Draghi Can't Stop Eastern Europe Bond Rally


 July 17th, 2017  |  09:29 AM  |   838 views



Local-currency bonds from Poland to Hungary have advanced this month in the face of growing concern the European Central Bank is on the cusp of reducing its unprecedented stimulus. The rally extends a 6.7 percent return for the region’s debt in the second quarter, the best in emerging markets.


Improving economic data and yields on average four times higher than those on offer in Germany are luring investment back to the region a year after some of the world’s biggest bond investors pared holdings to seek higher returns elsewhere. Investors at BlackRock Inc. and Allianz Global Investors GmBH said they see value in the bonds and analysts at Morgan Stanley and Credit Agricole SA last week named eastern European currencies among their top picks.


“Eastern Europe is a place that we like because the fundamentals are improving,” Sergio Trigo Paz, the head of emerging-market debt at BlackRock said on Bloomberg television this week. "At the same time, the rate story is still paying you some yield while Europe starts to normalize.”
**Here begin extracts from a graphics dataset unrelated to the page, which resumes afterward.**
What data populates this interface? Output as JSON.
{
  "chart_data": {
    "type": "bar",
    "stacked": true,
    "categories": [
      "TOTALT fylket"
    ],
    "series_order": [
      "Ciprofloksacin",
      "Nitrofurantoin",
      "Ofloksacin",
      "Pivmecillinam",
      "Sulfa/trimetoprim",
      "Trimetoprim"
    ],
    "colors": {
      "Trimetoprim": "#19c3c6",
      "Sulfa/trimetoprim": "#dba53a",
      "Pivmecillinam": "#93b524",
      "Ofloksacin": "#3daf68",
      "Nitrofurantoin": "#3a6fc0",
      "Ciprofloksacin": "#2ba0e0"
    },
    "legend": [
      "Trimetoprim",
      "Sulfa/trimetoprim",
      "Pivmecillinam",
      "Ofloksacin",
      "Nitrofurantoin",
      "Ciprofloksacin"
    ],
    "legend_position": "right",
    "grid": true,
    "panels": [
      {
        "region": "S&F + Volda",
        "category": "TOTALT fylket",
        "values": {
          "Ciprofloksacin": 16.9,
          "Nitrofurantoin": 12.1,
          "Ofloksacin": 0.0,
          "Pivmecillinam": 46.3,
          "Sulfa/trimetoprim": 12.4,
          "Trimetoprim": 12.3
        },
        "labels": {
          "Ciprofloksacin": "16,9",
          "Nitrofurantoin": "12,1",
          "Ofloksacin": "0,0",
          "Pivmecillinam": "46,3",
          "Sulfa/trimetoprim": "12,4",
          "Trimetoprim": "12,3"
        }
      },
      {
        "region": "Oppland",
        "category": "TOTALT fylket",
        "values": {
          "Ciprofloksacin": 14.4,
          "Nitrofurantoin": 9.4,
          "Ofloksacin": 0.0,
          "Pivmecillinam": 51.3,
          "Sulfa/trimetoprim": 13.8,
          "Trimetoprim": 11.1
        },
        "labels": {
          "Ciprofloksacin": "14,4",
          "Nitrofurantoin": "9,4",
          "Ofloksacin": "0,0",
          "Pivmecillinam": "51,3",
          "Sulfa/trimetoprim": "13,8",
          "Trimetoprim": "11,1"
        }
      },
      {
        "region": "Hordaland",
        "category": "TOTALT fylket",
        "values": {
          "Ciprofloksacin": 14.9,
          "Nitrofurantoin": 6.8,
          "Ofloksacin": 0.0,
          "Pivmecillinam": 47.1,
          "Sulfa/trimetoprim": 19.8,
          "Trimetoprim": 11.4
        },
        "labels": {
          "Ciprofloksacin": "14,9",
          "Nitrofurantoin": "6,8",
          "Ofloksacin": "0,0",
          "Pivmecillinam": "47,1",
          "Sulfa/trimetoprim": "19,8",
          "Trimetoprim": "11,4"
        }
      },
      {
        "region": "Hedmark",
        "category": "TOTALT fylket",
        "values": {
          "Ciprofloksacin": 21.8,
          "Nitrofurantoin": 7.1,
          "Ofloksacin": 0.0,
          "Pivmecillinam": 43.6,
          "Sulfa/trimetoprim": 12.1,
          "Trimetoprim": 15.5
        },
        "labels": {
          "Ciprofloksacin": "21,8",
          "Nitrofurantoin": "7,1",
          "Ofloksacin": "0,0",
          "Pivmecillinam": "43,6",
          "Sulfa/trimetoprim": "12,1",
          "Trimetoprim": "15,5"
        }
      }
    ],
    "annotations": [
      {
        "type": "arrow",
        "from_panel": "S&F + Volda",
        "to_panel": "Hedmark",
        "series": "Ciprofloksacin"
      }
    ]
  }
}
Yields on German bonds have surged to an 18-month high of 0.6 percent since June 28 when Draghi said the reflation in the euro-area economy creates room to pull back the central bank’s 60-billion euro ($68.5 billion) monthly bond purchases. The rout reduced the spread between German and Hungarian 10-year notes to the narrowest in two years and trimmed the premium investors demand to hold Polish debt over bunds to an 11-month low.


Although emerging European economies are among the biggest beneficiaries of the stimulus, their falling debt levels and improved terms of trade will help mitigate any negative impact from tighter monetary conditions, according to Daniel Bebesy, a money manager who oversees $2 billion in assets at Budapest Alapkezelo.


Still, it’s too early to assess the impact of a decline in liquidity for the region, Bebesy said. More details on the ECB’s easing agenda are expected in August when Draghi attends the U.S. Federal Reserve symposium in Jackson Hole, less than two weeks before a meeting of the decision-making Governing Council in Frankfurt.


Eastern European economies grew 2.85 percent in the first quarter, the fastest pace in more than three years, while unemployment dropped last year to the lowest level since at least 1999, data compiled by Bloomberg show. Despite a surge in wages, inflation is set to stay below central bank targets, giving policy makers more time to keep rates at record lows.


The strengthening euro is also good news for currencies in the region, which will probably continue to strengthen versus the U.S. dollar, according to Naveen Kunam, a London-based senior portfolio manager at Allianz Global Investors. The Polish zloty, Czech koruna and Hungarian forint have surged more than 10 percent against the dollar this year, lagging only the Mexican peso in emerging markets.


“As developed market yields get repriced, central and eastern European debt will remain resilient due to strong macro factors,” Kunam said. “I expect to see the outperformance continue.”